LO: One of my biggest characters, I think the most favorite out of all the shows that I’ve done—the one people like the best—is Marilyn. Basically what it is, is this loud Italian woman from Chicago and she’s been dating for the last 25 years this Cuban guy who swam over from Cuba and she literally met him on the beach in Florida. Marilyn is based on someone I’ve known since I was ten – if she finds out she’ll kill me! I was always impersonating her and I just got really good at it. I tapped it one day when I was doing just a whole bunch of improv footage. We have like two hours of footage of it and we condensed it and edited it down and showed it around town and people just loved it. People thought that it was really, really funny. It’s just the perfect character. I think that she’d be perfect for a sitcom.
HW: And people can watch some videos of you as Marilyn online?
LO: Yeah, it’s on my MySpace, my Web site lauraorrico.com and YouTube.
HW: As an actress on the brink of big things whose taken a lot of diverse gigs to break through, what would be your advice to someone who is just stepping off the bus in Hollywood? What would you tell them, given all the experiences that you’ve had?
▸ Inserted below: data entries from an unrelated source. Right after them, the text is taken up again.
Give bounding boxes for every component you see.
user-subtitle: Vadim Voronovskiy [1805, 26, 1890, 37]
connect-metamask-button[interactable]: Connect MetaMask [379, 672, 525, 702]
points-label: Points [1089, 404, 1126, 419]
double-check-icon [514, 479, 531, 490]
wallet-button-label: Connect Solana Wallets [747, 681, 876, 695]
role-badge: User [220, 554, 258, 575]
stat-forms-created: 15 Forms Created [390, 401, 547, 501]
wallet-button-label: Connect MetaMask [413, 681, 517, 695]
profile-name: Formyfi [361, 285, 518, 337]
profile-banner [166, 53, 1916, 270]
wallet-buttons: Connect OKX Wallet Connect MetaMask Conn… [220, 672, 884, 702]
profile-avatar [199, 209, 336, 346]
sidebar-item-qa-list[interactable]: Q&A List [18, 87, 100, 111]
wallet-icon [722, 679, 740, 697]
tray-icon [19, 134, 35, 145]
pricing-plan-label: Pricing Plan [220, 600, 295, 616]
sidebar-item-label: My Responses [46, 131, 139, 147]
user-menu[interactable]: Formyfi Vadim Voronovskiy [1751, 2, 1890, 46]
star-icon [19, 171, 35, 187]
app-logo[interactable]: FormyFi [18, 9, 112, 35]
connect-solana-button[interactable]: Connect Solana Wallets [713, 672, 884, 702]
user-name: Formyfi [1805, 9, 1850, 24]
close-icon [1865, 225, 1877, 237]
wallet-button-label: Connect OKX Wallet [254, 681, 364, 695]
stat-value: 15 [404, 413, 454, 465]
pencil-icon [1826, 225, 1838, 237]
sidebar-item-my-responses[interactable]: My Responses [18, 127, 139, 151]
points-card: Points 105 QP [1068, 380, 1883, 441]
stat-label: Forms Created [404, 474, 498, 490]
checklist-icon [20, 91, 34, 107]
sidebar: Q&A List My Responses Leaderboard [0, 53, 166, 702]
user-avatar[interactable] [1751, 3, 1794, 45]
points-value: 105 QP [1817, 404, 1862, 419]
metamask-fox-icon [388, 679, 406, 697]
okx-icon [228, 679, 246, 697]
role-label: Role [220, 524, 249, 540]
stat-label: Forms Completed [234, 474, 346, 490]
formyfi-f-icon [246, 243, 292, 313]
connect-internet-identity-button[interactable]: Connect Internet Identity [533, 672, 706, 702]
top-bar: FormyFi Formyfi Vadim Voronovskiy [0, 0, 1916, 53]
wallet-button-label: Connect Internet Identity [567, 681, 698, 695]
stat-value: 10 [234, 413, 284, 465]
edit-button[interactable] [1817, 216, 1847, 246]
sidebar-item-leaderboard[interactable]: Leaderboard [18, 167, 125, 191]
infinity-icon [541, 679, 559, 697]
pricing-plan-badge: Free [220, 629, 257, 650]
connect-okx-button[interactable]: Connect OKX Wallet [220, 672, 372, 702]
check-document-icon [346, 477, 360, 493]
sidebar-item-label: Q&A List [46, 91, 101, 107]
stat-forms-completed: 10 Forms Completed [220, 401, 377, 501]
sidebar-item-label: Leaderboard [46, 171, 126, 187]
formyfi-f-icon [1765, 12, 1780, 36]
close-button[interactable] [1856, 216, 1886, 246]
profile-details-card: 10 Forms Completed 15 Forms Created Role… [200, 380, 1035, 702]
LO: Oh, boy. Well, the one mistake that I see when people first move out here is that they give themselves a time limit. If it’s truly your dream I wouldn’t recommend giving yourself a time limit. Just work really hard and don’t give up, and every day you should be doing something – every day. Whether it’s mailings or getting out there and networking and taking classes, meeting people, emailing and making contacts, knowing the industry. I mean, I look things up on IMDB all the time, knowing who is directing what, what’s coming out, what’s in preproduction. And know the casting directors, research all of the casting directors. You have to promote yourself because no one is going to do it as good as you can.